Unique item count: 100,822
>> mapping saved : /home/jy1559/Mar2025_Module/Datasets/Retail_Rocket/item_id_mapping.pkl


In [18]:
from copy import deepcopy

dense_json = deepcopy(data_json)
for user, sessions in dense_json["data"].items():
    for sess in sessions:
        for trip in sess:
            trip[0] = dense_ids[int(trip[0])]             # id 재매핑

with open(INTER_OUT, "w", encoding="utf-8") as f:
    json.dump(dense_json, f)
print(">> saved :", INTER_OUT)


>> saved : /home/jy1559/Mar2025_Module/Datasets/Retail_Rocket/interactions_dense.json


In [19]:
import numpy as np, pickle, tqdm, torch

K = 128                      # 후보 크기 (원본과 동일)
N_dense = len(dense_ids)     # 46 033
pad_row = np.zeros(K, dtype=np.int32)

# 1) 원본 후보셋 로드
old = np.load(CAND_FILE)["candidate_tensor"]   # shape [364047, K]

# 2) 새 행렬  [N_dense+1, K]
new = np.zeros((N_dense+1, K), dtype=np.int32)  # 0행 PAD

# 3) 각 dense_id 행 채우기
for orig_id, d_id in tqdm.tqdm(dense_ids.items(), desc="remap"):
    # 원본 후보 리스트
    cand_row = old[orig_id]                    # [K] orig ids
    # orig→dense 매핑 (PAD=0)
    new[d_id] = np.vectorize(lambda x: dense_ids.get(int(x), 0),
                             otypes=[np.int32])(cand_row)

# 4) 저장
np.savez_compressed(CAND_OUT, candidate_tensor=new)
print(">> saved :", CAND_OUT, new.shape)   # (46 034, 128)

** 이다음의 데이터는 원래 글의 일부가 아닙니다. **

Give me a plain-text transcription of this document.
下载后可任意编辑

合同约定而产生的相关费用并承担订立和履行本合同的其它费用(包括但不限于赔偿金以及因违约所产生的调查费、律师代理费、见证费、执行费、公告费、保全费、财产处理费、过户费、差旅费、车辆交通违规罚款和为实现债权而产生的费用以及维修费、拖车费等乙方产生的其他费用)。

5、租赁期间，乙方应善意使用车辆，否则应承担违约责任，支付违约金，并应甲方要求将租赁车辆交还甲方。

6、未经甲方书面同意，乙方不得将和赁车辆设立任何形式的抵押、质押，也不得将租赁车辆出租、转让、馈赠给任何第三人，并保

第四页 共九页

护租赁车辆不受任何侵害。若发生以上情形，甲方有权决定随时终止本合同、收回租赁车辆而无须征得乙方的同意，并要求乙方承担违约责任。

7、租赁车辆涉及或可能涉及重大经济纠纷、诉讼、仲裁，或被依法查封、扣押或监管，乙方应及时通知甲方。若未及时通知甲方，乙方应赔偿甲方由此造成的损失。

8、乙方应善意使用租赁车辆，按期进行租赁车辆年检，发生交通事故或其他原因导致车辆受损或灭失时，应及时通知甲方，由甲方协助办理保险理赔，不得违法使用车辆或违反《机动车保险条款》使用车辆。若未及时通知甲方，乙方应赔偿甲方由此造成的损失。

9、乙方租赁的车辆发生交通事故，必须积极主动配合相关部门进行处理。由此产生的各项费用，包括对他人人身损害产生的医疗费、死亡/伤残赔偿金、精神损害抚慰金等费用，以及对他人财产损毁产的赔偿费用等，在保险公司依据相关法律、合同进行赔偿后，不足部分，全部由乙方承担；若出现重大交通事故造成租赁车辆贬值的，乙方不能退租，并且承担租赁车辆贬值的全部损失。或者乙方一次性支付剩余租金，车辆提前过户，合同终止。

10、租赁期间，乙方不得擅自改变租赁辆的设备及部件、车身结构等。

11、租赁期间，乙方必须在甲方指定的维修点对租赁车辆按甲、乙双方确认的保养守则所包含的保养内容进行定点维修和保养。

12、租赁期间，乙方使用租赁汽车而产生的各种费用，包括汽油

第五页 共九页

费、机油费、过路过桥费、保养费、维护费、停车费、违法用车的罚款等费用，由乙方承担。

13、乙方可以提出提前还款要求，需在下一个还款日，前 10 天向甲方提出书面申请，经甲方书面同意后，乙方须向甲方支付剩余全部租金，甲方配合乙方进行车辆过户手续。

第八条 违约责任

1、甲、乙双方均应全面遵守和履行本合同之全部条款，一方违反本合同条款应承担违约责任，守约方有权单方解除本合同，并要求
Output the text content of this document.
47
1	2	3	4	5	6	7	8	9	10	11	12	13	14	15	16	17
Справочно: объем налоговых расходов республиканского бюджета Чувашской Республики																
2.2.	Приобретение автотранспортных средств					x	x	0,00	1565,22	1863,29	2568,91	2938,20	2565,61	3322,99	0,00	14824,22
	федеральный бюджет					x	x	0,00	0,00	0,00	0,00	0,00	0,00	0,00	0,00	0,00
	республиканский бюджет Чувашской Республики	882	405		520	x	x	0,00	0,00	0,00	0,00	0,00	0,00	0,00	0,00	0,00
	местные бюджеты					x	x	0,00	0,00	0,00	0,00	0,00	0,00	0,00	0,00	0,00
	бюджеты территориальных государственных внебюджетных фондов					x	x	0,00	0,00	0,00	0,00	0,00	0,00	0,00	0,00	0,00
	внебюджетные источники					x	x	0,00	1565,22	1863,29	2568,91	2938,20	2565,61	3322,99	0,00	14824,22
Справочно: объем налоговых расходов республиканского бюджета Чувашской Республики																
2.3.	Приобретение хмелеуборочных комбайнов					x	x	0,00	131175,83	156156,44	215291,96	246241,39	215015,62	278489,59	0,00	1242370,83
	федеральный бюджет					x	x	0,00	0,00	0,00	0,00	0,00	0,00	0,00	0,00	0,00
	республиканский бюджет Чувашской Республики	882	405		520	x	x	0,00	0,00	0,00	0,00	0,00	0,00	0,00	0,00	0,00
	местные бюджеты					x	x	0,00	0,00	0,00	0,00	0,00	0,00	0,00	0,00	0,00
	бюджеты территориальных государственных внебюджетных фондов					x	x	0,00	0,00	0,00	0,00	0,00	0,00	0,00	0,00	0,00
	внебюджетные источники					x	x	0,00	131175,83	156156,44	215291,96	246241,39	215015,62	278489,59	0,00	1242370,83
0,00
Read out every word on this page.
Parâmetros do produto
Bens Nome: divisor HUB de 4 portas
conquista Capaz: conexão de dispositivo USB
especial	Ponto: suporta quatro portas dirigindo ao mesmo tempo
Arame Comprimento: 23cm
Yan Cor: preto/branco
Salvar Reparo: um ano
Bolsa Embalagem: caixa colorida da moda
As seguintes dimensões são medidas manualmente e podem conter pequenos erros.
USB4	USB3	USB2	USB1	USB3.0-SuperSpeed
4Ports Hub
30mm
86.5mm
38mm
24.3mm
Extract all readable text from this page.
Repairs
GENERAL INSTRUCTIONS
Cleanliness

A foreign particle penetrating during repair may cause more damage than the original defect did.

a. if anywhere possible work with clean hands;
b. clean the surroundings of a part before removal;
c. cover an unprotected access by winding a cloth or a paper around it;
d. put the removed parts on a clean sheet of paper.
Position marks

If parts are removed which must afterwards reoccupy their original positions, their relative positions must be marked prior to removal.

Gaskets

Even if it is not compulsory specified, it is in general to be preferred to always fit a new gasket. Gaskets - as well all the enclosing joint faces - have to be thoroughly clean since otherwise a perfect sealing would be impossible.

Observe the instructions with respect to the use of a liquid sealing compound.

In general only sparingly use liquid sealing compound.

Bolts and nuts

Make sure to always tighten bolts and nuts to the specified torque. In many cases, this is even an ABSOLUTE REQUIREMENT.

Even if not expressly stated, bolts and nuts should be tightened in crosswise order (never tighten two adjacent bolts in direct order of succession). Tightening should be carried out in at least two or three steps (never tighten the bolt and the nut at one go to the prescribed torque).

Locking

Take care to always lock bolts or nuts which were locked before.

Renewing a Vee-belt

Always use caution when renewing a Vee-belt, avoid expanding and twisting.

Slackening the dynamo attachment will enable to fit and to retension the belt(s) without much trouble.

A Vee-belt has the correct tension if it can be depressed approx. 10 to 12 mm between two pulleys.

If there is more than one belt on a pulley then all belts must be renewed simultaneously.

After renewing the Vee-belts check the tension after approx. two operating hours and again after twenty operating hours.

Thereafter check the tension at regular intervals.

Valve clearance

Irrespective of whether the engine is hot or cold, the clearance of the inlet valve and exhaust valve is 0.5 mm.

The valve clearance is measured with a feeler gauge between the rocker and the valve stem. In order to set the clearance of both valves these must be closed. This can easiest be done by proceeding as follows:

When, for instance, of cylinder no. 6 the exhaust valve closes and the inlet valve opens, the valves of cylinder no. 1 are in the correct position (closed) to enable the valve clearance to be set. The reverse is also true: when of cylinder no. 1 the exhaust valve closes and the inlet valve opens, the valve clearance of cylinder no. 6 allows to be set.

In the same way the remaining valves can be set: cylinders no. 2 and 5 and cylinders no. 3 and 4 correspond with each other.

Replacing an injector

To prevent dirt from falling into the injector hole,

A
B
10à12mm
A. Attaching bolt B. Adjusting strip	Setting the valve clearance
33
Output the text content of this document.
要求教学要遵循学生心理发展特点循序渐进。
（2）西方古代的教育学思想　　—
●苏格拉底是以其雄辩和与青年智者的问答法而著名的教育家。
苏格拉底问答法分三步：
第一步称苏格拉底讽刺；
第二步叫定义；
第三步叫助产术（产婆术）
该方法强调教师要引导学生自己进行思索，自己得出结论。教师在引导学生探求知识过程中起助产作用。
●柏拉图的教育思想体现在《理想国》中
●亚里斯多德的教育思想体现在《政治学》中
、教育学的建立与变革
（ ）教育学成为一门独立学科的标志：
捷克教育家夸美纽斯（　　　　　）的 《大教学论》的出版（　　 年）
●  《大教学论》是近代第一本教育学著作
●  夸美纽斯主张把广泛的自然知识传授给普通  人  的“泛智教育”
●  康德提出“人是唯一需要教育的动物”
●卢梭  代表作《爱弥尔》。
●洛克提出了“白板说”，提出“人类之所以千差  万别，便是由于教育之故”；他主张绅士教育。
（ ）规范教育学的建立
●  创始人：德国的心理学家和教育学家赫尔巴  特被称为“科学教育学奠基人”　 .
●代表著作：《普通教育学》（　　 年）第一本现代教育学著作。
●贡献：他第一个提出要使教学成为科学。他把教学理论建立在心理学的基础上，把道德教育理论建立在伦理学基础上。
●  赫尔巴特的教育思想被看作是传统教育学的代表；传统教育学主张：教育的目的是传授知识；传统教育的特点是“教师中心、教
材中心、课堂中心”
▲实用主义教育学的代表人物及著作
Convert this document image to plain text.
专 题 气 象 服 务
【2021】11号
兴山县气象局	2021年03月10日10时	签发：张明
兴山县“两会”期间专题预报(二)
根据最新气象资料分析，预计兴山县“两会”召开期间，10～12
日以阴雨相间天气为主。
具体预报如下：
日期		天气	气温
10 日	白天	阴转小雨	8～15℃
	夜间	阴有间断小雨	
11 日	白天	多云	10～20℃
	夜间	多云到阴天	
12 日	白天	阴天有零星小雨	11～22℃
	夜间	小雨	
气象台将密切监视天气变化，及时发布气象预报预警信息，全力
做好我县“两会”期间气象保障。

remap: 100%|██████████| 100822/100822 [00:02<00:00, 36173.07it/s]


>> saved : /home/jy1559/Mar2025_Module/Datasets/Retail_Rocket/candidate_sets_dense.npz (100823, 128)


In [20]:
import torch
with open(ITEM_EMB, "rb") as f:
    emb_dict = pickle.load(f)   # {'embedding_tensor': Tensor[N+1,384]}

orig_tensor = emb_dict["embedding_tensor"]
D = orig_tensor.shape[1]
dense_tensor = torch.zeros(len(dense_ids)+1, D)   # 0행 PAD 0벡터

for orig_id, dense_id in dense_ids.items():
    dense_tensor[dense_id] = orig_tensor[orig_id]

pickle.dump({"embedding_tensor": dense_tensor}, open(ITEM_OUT,"wb"))
print(">> saved :", ITEM_OUT, dense_tensor.shape)


>> saved : /home/jy1559/Mar2025_Module/Datasets/Retail_Rocket/item_embedding_dense.pickle torch.Size([100823, 384])


In [21]:
import torch, numpy as np, pickle

with open(ART_EMB, "rb") as f:
    art = pickle.load(f)           # ndarray  shape [N+1, 384]

art_t = torch.as_tensor(art, dtype=torch.float32)   # 🔹 numpy → torch
art_dense = torch.zeros(len(dense_ids)+1, art_t.shape[1])

for orig_id, dense_id in dense_ids.items():
    art_dense[dense_id] = art_t[orig_id]            # 🔹 torch ← torch

pickle.dump({"embedding_tensor": art_dense}, open(ART_OUT, "wb"))
print(">> saved :", ART_OUT, art_dense.shape)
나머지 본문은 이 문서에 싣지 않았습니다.